Cette réalité explique que les actions en matière de santé à l’égard de ces enfants, notamment celles de prévention et de prise en charge de la souffrance psychologique, doivent être renforcées. Or, selon les résultats de cette enquête, seuls un quart des établissements ont mis en place de telles actions. Un autre sujet de préoccupation concerne la scolarisation des enfants accueillis – un accompagnement qui doit être renforcé, d’autant que quatre enfants sur dix présentent des troubles de la concentration. La HAS préconise à ce titre que l’aide aux devoirs soit systématique.
Au sujet des comportements violents, l’étude évoque des facteurs explicatifs d’ordre organisationnel : la taille de l’établissement, la présence majoritaire de garçons ou encore le placement, générateur de mal-être. Se pose en regard la question de l’importance que les établissements accordent à la fonction positive que peut avoir l’environnement sur le bien-être de l’enfant. Une problématique qui mérite, selon la HAS, une réflexion et des actions en ce sens de la part des organismes gestionnaires et des directions d’établissements. Et ce, alors que les phénomènes de violences se traduisent souvent par un recours à des intervenants extérieurs – la police, les services d’urgence – ou à la réorientation du jeune concerné. « Cela montre les limites des professionnels quant à la gestion de crise », peut-on ainsi lire dans les conclusions de l’étude.

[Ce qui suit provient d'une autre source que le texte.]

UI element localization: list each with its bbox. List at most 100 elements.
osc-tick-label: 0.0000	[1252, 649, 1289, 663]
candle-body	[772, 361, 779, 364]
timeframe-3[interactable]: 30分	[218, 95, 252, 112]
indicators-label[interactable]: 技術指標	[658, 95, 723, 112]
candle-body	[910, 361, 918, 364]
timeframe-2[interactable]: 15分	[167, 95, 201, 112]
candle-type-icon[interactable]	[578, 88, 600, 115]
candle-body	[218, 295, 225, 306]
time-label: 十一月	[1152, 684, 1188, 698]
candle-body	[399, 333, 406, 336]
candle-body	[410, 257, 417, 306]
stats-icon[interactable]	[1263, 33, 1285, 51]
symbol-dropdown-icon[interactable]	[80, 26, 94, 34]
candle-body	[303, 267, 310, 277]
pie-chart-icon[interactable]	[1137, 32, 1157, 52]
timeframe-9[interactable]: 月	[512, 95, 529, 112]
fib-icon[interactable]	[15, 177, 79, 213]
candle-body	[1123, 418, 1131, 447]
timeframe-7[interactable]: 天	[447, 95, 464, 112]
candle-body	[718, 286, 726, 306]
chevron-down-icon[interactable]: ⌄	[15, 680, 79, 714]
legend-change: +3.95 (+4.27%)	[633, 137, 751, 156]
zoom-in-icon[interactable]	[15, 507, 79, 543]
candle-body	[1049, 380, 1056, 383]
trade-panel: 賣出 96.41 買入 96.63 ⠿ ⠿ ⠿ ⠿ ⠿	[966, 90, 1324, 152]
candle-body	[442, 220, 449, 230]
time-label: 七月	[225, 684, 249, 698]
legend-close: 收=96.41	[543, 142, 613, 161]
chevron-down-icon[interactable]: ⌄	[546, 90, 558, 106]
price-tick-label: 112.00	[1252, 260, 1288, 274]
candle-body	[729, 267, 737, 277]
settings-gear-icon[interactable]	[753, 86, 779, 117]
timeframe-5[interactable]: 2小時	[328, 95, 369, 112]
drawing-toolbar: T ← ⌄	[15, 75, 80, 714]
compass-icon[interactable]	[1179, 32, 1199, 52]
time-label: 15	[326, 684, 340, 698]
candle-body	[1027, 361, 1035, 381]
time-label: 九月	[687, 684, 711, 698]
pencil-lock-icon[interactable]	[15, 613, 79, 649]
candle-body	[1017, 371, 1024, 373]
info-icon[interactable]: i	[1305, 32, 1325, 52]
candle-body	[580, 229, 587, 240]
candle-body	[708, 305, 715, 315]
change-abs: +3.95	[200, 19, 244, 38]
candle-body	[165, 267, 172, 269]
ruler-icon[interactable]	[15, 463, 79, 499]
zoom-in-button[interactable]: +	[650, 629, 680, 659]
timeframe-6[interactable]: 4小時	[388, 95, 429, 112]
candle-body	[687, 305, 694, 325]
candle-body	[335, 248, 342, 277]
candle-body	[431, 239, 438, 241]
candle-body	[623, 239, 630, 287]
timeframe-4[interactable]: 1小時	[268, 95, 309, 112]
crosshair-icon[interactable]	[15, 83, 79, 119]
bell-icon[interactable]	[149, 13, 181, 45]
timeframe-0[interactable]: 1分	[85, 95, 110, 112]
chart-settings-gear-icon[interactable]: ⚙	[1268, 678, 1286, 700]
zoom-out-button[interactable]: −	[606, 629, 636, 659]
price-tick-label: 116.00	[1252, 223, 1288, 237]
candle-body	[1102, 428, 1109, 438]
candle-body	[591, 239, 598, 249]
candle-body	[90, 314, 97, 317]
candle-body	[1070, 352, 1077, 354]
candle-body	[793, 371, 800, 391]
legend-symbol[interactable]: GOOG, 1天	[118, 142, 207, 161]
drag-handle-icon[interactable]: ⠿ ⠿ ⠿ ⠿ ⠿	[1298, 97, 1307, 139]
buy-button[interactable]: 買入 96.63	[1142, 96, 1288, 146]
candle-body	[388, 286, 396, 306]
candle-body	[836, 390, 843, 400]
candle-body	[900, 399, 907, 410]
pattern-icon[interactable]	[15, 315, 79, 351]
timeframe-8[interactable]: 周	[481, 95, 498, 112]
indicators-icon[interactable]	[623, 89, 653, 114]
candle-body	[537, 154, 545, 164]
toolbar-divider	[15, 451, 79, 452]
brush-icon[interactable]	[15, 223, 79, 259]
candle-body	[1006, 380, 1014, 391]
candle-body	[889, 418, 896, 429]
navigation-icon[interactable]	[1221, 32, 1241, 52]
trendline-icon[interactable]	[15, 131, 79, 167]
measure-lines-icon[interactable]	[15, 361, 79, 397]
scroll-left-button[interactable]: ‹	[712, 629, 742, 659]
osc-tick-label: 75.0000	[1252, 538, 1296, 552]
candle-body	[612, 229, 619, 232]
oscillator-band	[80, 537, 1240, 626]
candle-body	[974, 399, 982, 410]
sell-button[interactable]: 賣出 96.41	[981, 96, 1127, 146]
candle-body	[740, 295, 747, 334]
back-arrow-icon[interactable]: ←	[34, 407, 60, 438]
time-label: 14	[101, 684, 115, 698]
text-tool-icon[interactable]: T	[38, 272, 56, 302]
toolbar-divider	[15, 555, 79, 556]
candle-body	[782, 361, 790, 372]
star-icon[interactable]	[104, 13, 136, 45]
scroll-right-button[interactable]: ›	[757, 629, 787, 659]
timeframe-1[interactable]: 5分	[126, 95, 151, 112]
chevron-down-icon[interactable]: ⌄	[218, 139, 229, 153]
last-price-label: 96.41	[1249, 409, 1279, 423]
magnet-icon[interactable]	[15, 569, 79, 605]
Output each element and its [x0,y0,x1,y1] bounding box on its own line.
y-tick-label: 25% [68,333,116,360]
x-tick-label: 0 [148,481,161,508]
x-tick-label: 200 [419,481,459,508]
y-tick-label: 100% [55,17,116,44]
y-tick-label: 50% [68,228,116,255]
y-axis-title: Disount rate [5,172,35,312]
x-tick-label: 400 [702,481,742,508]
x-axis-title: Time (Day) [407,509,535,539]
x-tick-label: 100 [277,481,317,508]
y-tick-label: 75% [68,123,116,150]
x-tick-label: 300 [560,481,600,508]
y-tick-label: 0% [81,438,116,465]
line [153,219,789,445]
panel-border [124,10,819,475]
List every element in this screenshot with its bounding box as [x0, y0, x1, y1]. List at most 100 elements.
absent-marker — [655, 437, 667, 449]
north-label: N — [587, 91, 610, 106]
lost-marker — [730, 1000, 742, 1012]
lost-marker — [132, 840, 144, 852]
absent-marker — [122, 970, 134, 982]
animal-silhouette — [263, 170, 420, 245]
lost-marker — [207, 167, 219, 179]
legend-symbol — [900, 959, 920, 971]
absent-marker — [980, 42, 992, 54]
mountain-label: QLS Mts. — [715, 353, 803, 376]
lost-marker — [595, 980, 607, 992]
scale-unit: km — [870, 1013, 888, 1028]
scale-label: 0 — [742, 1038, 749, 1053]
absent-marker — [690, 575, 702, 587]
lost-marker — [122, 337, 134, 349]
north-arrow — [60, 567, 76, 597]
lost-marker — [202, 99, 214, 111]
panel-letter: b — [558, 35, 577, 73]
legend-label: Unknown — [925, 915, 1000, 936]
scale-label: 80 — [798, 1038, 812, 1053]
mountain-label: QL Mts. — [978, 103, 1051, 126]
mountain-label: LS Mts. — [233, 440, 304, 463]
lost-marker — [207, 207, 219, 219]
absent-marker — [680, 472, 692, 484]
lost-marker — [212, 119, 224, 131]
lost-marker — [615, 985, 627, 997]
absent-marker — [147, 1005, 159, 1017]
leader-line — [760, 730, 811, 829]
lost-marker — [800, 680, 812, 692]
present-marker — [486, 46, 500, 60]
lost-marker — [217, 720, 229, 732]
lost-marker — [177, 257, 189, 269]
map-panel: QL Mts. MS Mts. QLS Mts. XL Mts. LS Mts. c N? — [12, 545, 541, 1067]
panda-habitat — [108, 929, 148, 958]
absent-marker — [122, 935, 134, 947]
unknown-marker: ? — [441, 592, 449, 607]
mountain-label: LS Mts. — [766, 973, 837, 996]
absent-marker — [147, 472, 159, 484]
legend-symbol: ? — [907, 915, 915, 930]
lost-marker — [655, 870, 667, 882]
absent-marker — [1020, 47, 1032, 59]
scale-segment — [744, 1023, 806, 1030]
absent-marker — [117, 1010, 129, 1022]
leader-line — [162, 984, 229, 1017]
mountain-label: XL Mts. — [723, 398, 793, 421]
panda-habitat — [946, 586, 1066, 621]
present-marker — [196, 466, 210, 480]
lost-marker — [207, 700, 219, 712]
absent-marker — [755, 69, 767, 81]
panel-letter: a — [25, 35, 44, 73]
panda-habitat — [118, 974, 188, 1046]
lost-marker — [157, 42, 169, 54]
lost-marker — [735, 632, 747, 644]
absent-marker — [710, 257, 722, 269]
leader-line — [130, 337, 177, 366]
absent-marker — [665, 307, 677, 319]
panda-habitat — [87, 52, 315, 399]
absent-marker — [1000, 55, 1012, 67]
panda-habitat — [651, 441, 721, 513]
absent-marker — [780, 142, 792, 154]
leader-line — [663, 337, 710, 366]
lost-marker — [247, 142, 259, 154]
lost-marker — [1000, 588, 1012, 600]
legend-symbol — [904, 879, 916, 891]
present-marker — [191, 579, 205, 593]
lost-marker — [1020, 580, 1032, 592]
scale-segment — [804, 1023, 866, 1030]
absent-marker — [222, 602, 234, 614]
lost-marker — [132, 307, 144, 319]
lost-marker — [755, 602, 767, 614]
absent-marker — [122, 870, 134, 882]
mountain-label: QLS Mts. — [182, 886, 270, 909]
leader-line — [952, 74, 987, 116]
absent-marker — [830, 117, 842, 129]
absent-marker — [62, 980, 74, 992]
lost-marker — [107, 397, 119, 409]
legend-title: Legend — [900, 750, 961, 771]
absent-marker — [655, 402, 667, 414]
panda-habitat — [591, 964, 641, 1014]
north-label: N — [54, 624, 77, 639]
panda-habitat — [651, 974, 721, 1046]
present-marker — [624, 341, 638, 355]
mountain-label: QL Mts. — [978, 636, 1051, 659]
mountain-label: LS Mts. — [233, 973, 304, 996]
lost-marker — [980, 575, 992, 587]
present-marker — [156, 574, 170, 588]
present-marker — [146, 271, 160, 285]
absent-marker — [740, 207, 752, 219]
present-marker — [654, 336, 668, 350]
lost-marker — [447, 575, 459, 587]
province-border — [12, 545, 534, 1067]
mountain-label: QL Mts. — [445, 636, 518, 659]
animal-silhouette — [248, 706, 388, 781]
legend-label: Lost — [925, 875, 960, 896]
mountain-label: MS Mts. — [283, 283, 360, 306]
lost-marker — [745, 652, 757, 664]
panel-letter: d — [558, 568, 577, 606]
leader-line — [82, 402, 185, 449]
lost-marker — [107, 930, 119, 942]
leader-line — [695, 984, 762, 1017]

Dans tous les cas, partant du principe que la bientraitance est une « qualité essentielle » au sein des structures de la protection de l’enfance, et pour permettre des actions d’amélioration, la HAS a décidé d’inclure les résultats de cette enquête dans le référentiel d’évaluation externe des établissements. Parallèlement, vont être élaborées au cours de l’année des recommandations de bonnes pratiques sur la scolarité, sur l’organisation de la sortie du dispositif, sur l’évaluation de la situation de danger des enfants ou encore sur la coordination entre les services de pédopsychiatrie et ceux de protection de l’enfance.